8. Bölüm"Beklenmeyen"

45.5K 3.7K 1.4K
                                    


Gözlerimi aralarken bir anda içime düşen bu ürpertinin beni dürtermiş gibi uyandırmasına anlam veremedim fakat gözlerimi kırpıştırarak araladım. Burnuma dolan bu kokunun yabancı olduğu aşikardı lakin bir o kadar da tanıdıktı. Yeni uyanmama rağmen derince içime çekmeme neden olan bu kokunun sahibinin sıcak tenini hissediyordum.

Hava yeni aydınlanıyordu. Hatta okunan sabah ezanının sesini duyduğumda bu yüzden uyandığımı anladım tedirgin uykumdan.

Gözlerimin önüne gelen görüntü ile kocaman açıldı gözlerim. Hızla yattığım yerden doğruldum fakat bir şey beni engelledi. O da bileğimi geceden beri kavramış adamdı. Hâlâ bırakmamıştı. Zaten burada uyuyakalmamın nedeni de buydu.

Büyük çift kişilik yatakta uyuyan Berzan'ın hemen yanında uyuyakalmıştım. Üzerimize örtülü yorganla kaşlarımı çattım çünkü ben bile bile girmemiştim bu yatağa. Üzerimi de örttüğümü hatırlamıyordum.

Yatağın içinde oturur pozisyona geldiğimde tekrar bakışlarımı onun uyuyan yüzüne çevirdim. Kömür siyahı saçları beyaz çarşaflı yastığın üzerine dökülmüştü. Siyah uzun kirpikleri tane taneydi. Gözleri kapalıyken uzunluğu net bir şekilde belli oluyordu. Kapalı dudakları kalemle çizilmiş gibiydi. Bir iç çektim.

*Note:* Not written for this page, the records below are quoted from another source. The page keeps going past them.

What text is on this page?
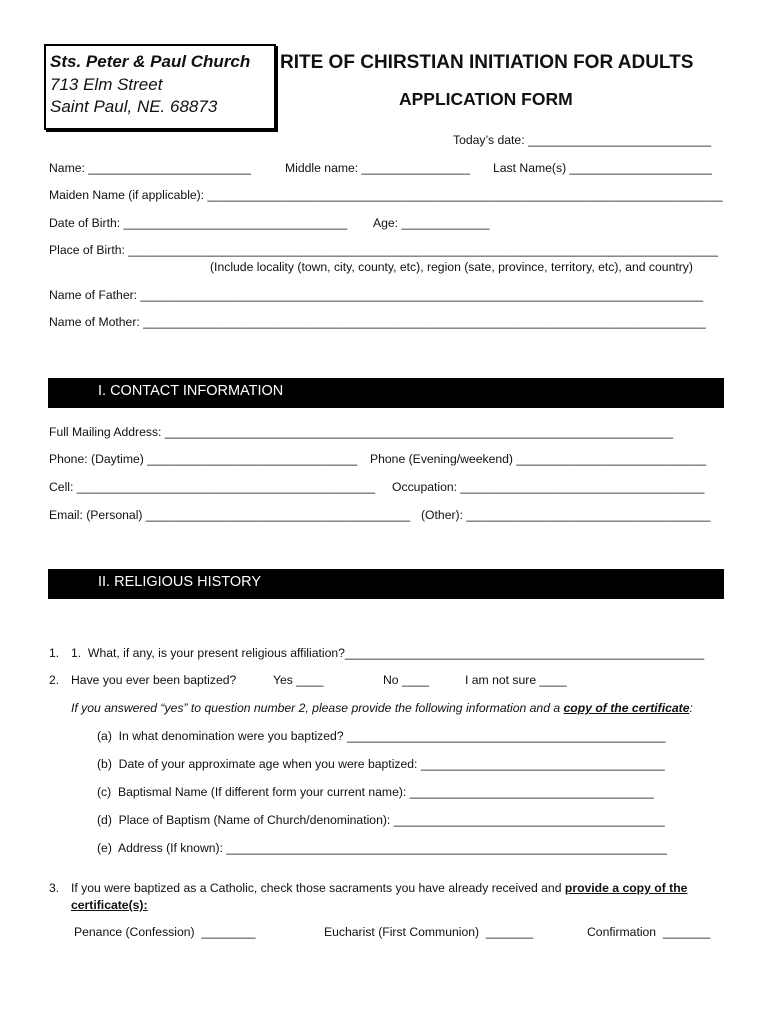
Sts. Peter & Paul Church
713 Elm Street
Saint Paul, NE. 68873
RITE OF CHIRSTIAN INITIATION FOR ADULTS
APPLICATION FORM
Today’s date: ___________________________
Name: ________________________	Middle name: ________________ Last Name(s) _____________________
Maiden Name (if applicable): ____________________________________________________________________________
Date of Birth: _________________________________ Age: _____________
Place of Birth: _______________________________________________________________________________________
(Include locality (town, city, county, etc), region (sate, province, territory, etc), and country)
Name of Father: ___________________________________________________________________________________
Name of Mother: ___________________________________________________________________________________
I. CONTACT INFORMATION
Full Mailing Address: ___________________________________________________________________________
Phone: (Daytime) _______________________________ Phone (Evening/weekend) ____________________________
Cell: ____________________________________________ Occupation: ____________________________________
Email: (Personal) _______________________________________ (Other): ____________________________________
II. RELIGIOUS HISTORY
1. 1.  What, if any, is your present religious affiliation?_____________________________________________________
2. Have you ever been baptized?	Yes ____	No ____	I am not sure ____
If you answered “yes” to question number 2, please provide the following information and a copy of the certificate:
(a)  In what denomination were you baptized? _______________________________________________
(b)  Date of your approximate age when you were baptized: ____________________________________
(c)  Baptismal Name (If different form your current name): ____________________________________
(d)  Place of Baptism (Name of Church/denomination): ________________________________________
(e)  Address (If known): _________________________________________________________________
3. If you were baptized as a Catholic, check those sacraments you have already received and provide a copy of the
certificate(s):
Penance (Confession)  ________	Eucharist (First Communion)  _______	Confirmation  _______
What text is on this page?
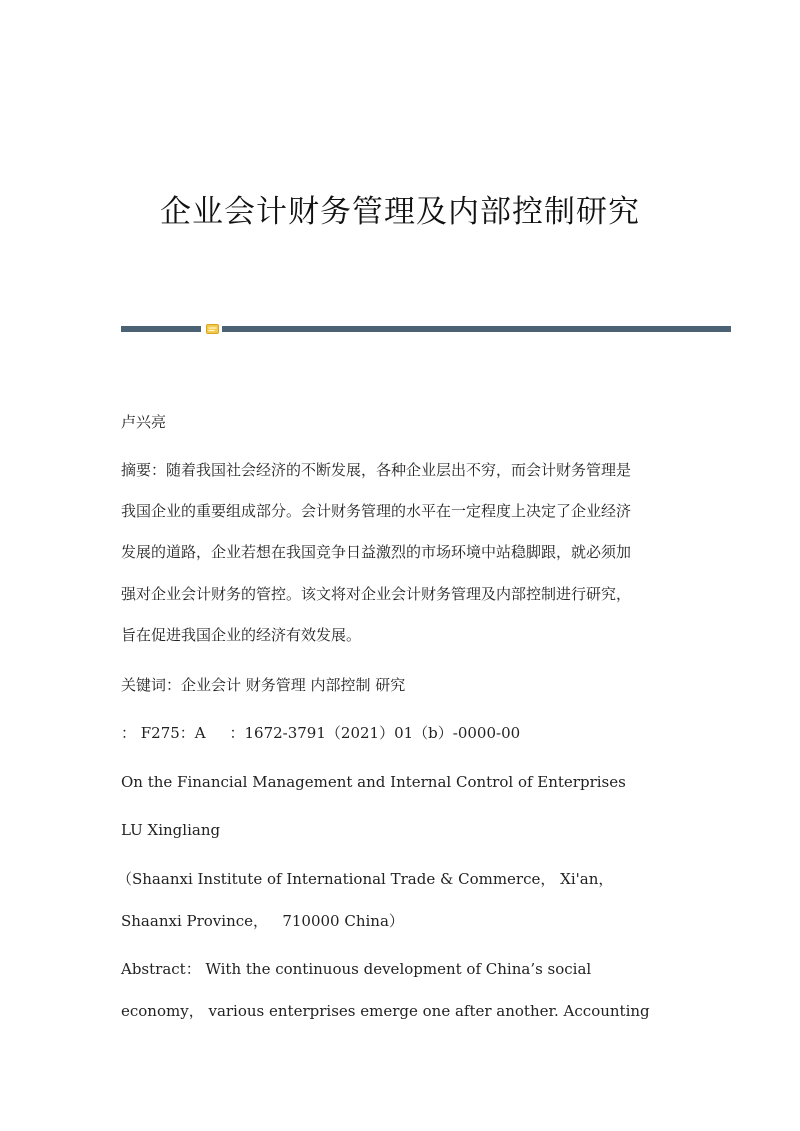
企业会计财务管理及内部控制研究
卢兴亮
摘要：随着我国社会经济的不断发展，各种企业层出不穷，而会计财务管理是
我国企业的重要组成部分。会计财务管理的水平在一定程度上决定了企业经济
发展的道路，企业若想在我国竞争日益激烈的市场环境中站稳脚跟，就必须加
强对企业会计财务的管控。该文将对企业会计财务管理及内部控制进行研究，
旨在促进我国企业的经济有效发展。
关键词：企业会计 财务管理 内部控制 研究
： F275：A     ：1672-3791（2021）01（b）-0000-00
On the Financial Management and Internal Control of Enterprises
LU Xingliang
（Shaanxi Institute of International Trade & Commerce， Xi'an，
Shaanxi Province，   710000 China）
Abstract： With the continuous development of China’s social
economy， various enterprises emerge one after another. Accounting
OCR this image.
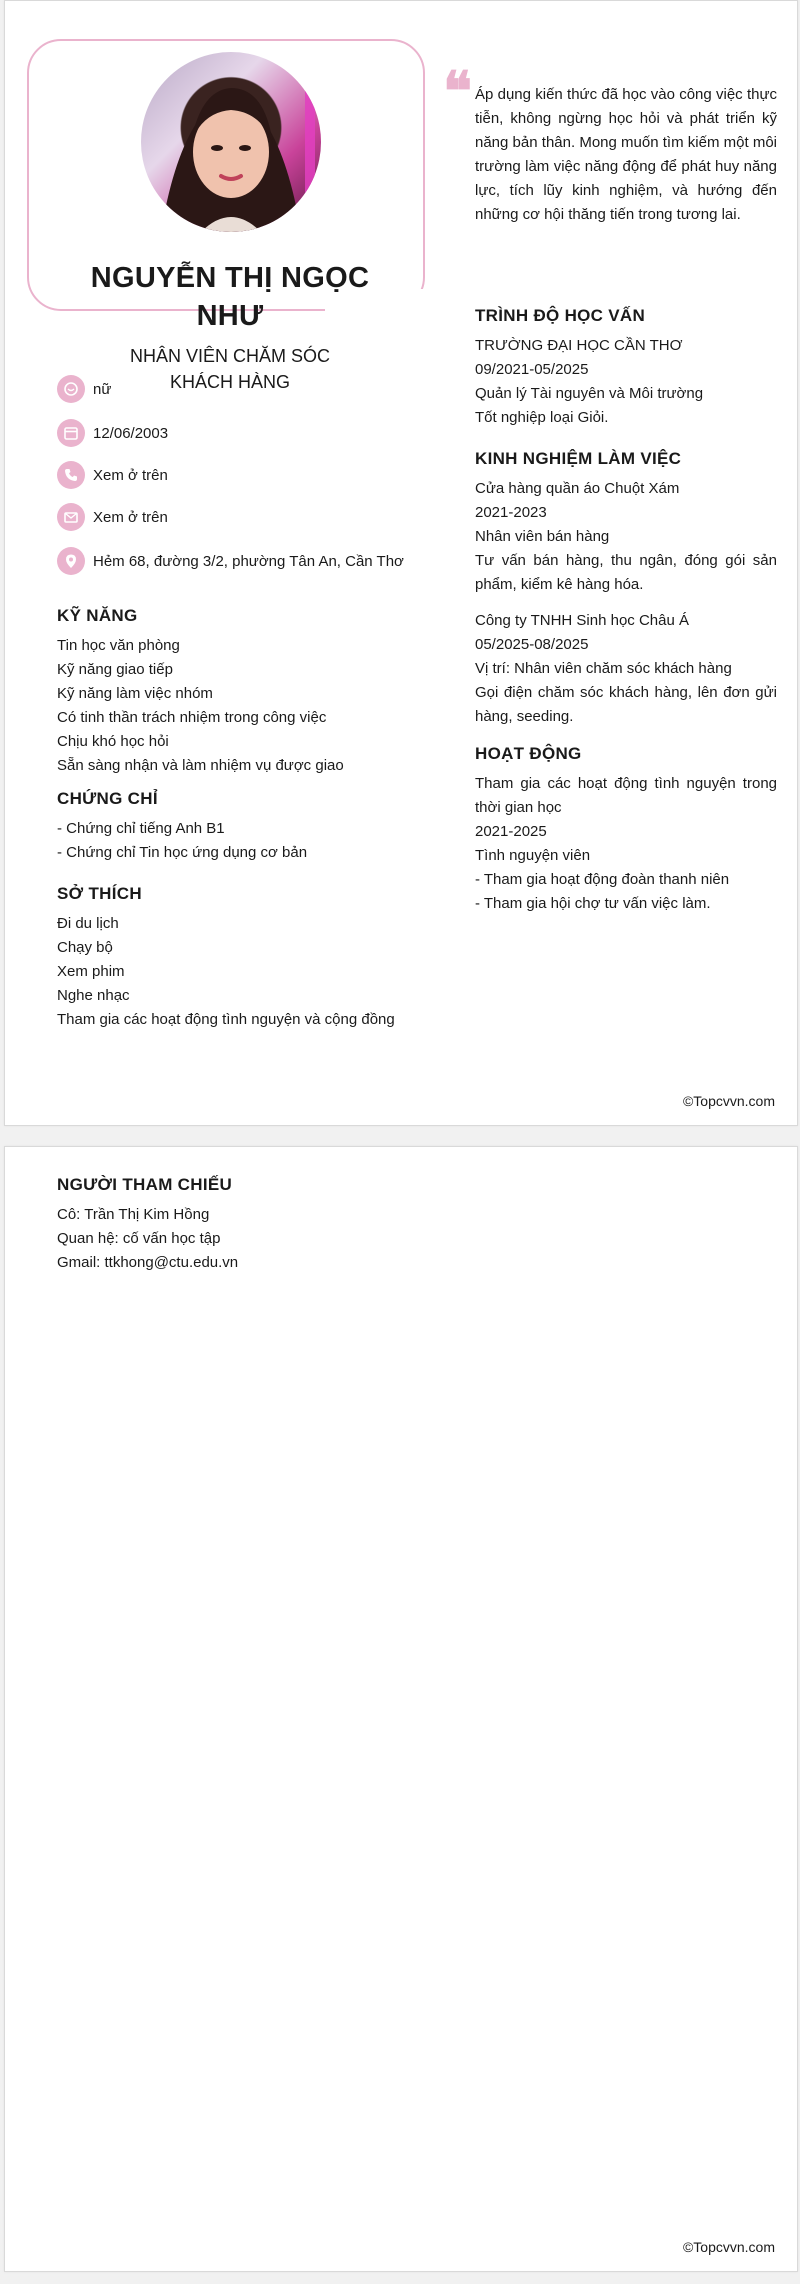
NGUYỄN THỊ NGỌC NHƯ
NHÂN VIÊN CHĂM SÓC KHÁCH HÀNG
nữ
12/06/2003
Xem ở trên
Xem ở trên
Hẻm 68, đường 3/2, phường Tân An, Cần Thơ
KỸ NĂNG
Tin học văn phòng
Kỹ năng giao tiếp
Kỹ năng làm việc nhóm
Có tinh thần trách nhiệm trong công việc
Chịu khó học hỏi
Sẵn sàng nhận và làm nhiệm vụ được giao
CHỨNG CHỈ
- Chứng chỉ tiếng Anh B1
- Chứng chỉ Tin học ứng dụng cơ bản
SỞ THÍCH
Đi du lịch
Chạy bộ
Xem phim
Nghe nhạc
Tham gia các hoạt động tình nguyện và cộng đồng
❝ Áp dụng kiến thức đã học vào công việc thực tiễn, không ngừng học hỏi và phát triển kỹ năng bản thân. Mong muốn tìm kiếm một môi trường làm việc năng động để phát huy năng lực, tích lũy kinh nghiệm, và hướng đến những cơ hội thăng tiến trong tương lai.
TRÌNH ĐỘ HỌC VẤN
TRƯỜNG ĐẠI HỌC CẦN THƠ
09/2021-05/2025
Quản lý Tài nguyên và Môi trường
Tốt nghiệp loại Giỏi.
KINH NGHIỆM LÀM VIỆC
Cửa hàng quần áo Chuột Xám
2021-2023
Nhân viên bán hàng
Tư vấn bán hàng, thu ngân, đóng gói sản phẩm, kiểm kê hàng hóa.
Công ty TNHH Sinh học Châu Á
05/2025-08/2025
Vị trí: Nhân viên chăm sóc khách hàng
Gọi điện chăm sóc khách hàng, lên đơn gửi hàng, seeding.
HOẠT ĐỘNG
Tham gia các hoạt động tình nguyện trong thời gian học
2021-2025
Tình nguyện viên
- Tham gia hoạt động đoàn thanh niên
- Tham gia hội chợ tư vấn việc làm.
©Topcvvn.com
NGƯỜI THAM CHIẾU
Cô: Trần Thị Kim Hồng
Quan hệ: cố vấn học tập
Gmail: ttkhong@ctu.edu.vn
©Topcvvn.com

Elimi acıtan bileğime götürdüm. Geceden beri sıkıca kavradığı için iz kaldığını düşünüyordum. Elimi parmaklarına atıp teker teker açtığımda gevşeyen tutuşu ile bileğimi ondan çektim ve elini nazikçe bıraktım yatağın üzerine. Kendi bileğime baktığımda loş ışıklı ortamda kızardığını görebiliyordum.

Gece yaşanan olay aklıma gelince tekrardan düşünceler sardı zihnimi. Neden böyle bir şey olduğunu ona soracaktım. Beni terslemeseydi doğru düzgün cevap vereceğini düşünüyordum.

İstemsizce elimi kalbime götürdüm. Saçma bir şekilde hızlanmıştı. Onunla aynı yatakta yatmak anlamsız bir heyecanı baş gösterdi içimde.

Bakışlarım bileğimi ovduğum elimdeki alyansıma kaydı. Sonra kafamı çevirip onun elindeki alyansa baktım. Buna alışamadağımı fark etmiştim.

Bir nefes verip onun açılan bedenine yorganı güzelce örttüm ve temkinli hareketler ile yataktan indim.

Telefonumdaki saate baktığımda alarmımın çalmasına az kaldığını fark edip uyumaktan vazgeçtim. Sınav saatim oldukça erken olduğu için alarmı da erkene kurmuştum.

Dolaba doğru ilerlerken kapaklarını iki yana açtım. Bu sırada yatakta hışırtı sesleri gelince omzumun üzerinden arkaya baktım. Uyanmıştı.

"İyi misin?" diye sordum yanına doğru adımlarken.

Siyah kaşlarını çatmış, elini şakaklarına götürmüştü. Yüzü rahatsız bir şekilde buruşurken yeşile çalan gözlerini açtı ve bana baktı.

Ses vermediğinde dudaklarımı birbirine bastırdım. Bir süre ne diyeceğimi bilemeden öylece yüzüne baktım.

"Gece galiba nöbet geçirdin. Şimdi nasılsın? Bir şeye ihtiyacın var mı?" diye sordum.

Elini alnından çekti ve kısılı gözleriyle bana bakmaya devam etti.

"Korktun mu?"

Kaşlarımı çattım. "Hım?"

"Seni korkuttum mu?" diye sordu bu sefer. "Benden korktun mu?"

Kaşlarım gevşerken dudaklarımı araladım. "Korktum tabii ama senden değil, sana bir şey olursa falan diye." dediğimde bundan farklı anlamlar çıkabileceğini sonradan fark ettim. Bu yüzden hemen "Yani kim olursa olsun endişelenirim, bir şey olsun istemem." diye toparladım, boğazımı temizleyip kaçamak bakışlar ile baktım.